Die Grenzen der Stand-Alone-Konzeption resultieren aus

- der Beschränkung auf die Leistungsfähigkeit der jeweils vorhandenen Rechnersystems, das sich den stetig wachsenden und sich ändernden Bedürfnissen nicht beliebig in diskreten Schritten anpassen läßt,

- den Sicherheitsanforderungen, die vor allem an Großsysteme gestellt werden und derzeit durch wirtschaftlich häufig nicht vertretbare Back-Up-Rechner nur unvollkommen erfüllt werden,

- und dem zu langsamen Datenaustausch zwischen Einzelrechnern, die für Teilaufgaben größerer Problemkreise arbeiten.

Einzelrechner und intelligente Datenstationen zu Verbundsystemen zusammenzuschließen, wird deshalb für die nächste Jahre vorherrschender Trend sein, weil damit diese Einschränkungen weit hinausgeschoben, wenn nicht sogar aufgehoben werden.
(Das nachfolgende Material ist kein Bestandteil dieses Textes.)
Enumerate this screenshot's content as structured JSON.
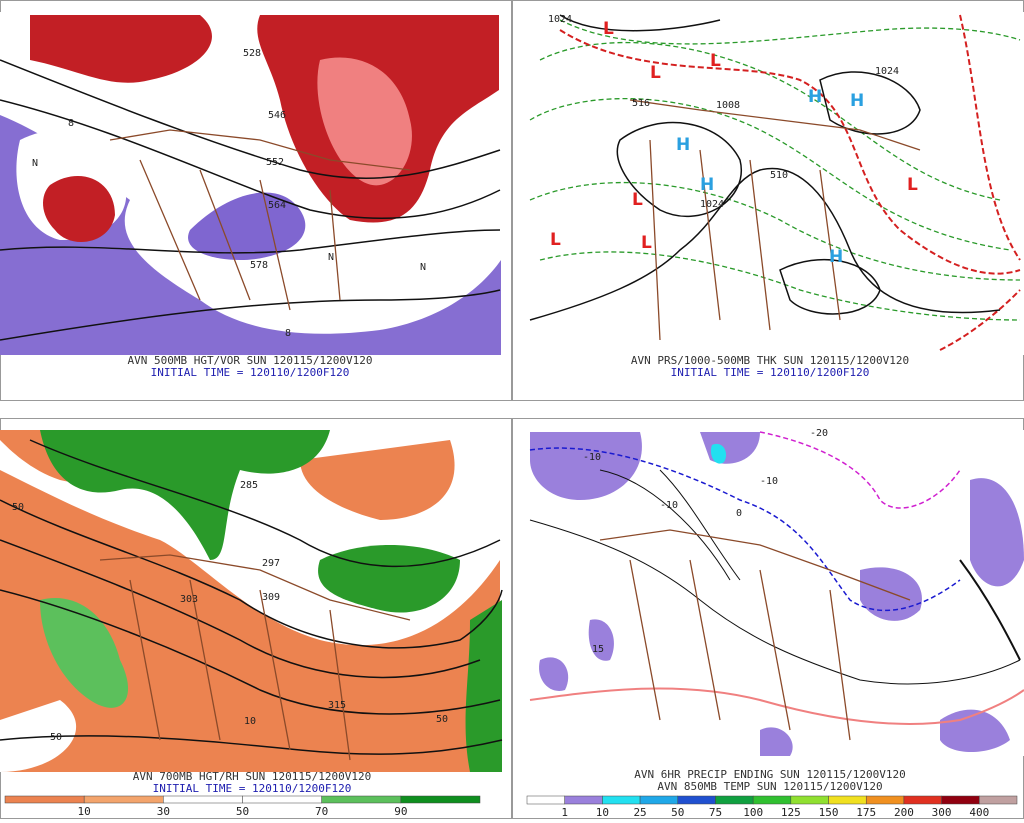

Dem trägt der Marktführer IBM Rechnung und bekennt sich neuerdings zur dezentralen Intelligenz. Das SNA-Konzept ist IBMs Versuch, den Benutzern eine einheitliche Kommunikationstechnologie bereitzustellen, gleichzeitig wird damit den allzu lästigen Aktivitäten der unabhängigen Hersteller zunächst ein Riegel vorgeschoben. Denn es dürfte kein Zweifel bestehen, daß die neue Kombination aus VTAM, NCP und SDLC in Anwenderkreisen zum Standard erhoben werden wird und sich die anderen Mainframer wohl oder übel - und im Geschäft zu bleiben - anpassen müssen. Dieser Prozeß wird nicht über Nacht geschehen, es wird voraussichtlich Jahren dauern, bis bei den Anwendern der Übergang zu SNA und SDLC ganz vollzogen ist. Erst dann können die unabhängigen Hersteller wieder unter den gleichen Voraussetzungen arbeiten, wahrscheinlich mit größeren Chancen als heute. SNA schafft

die Voraussetzungen dafür: Zu IBMs "General Networking Concept" gehört die einheitliche Prozedur für die konkurrierenden Betrieb unterschiedlichster Terminals ebenso wie die Möglichkeit, über eine Leitung mit den verschiedensten Programmen und Betriebsarten im Zentralsystem zu arbeiten.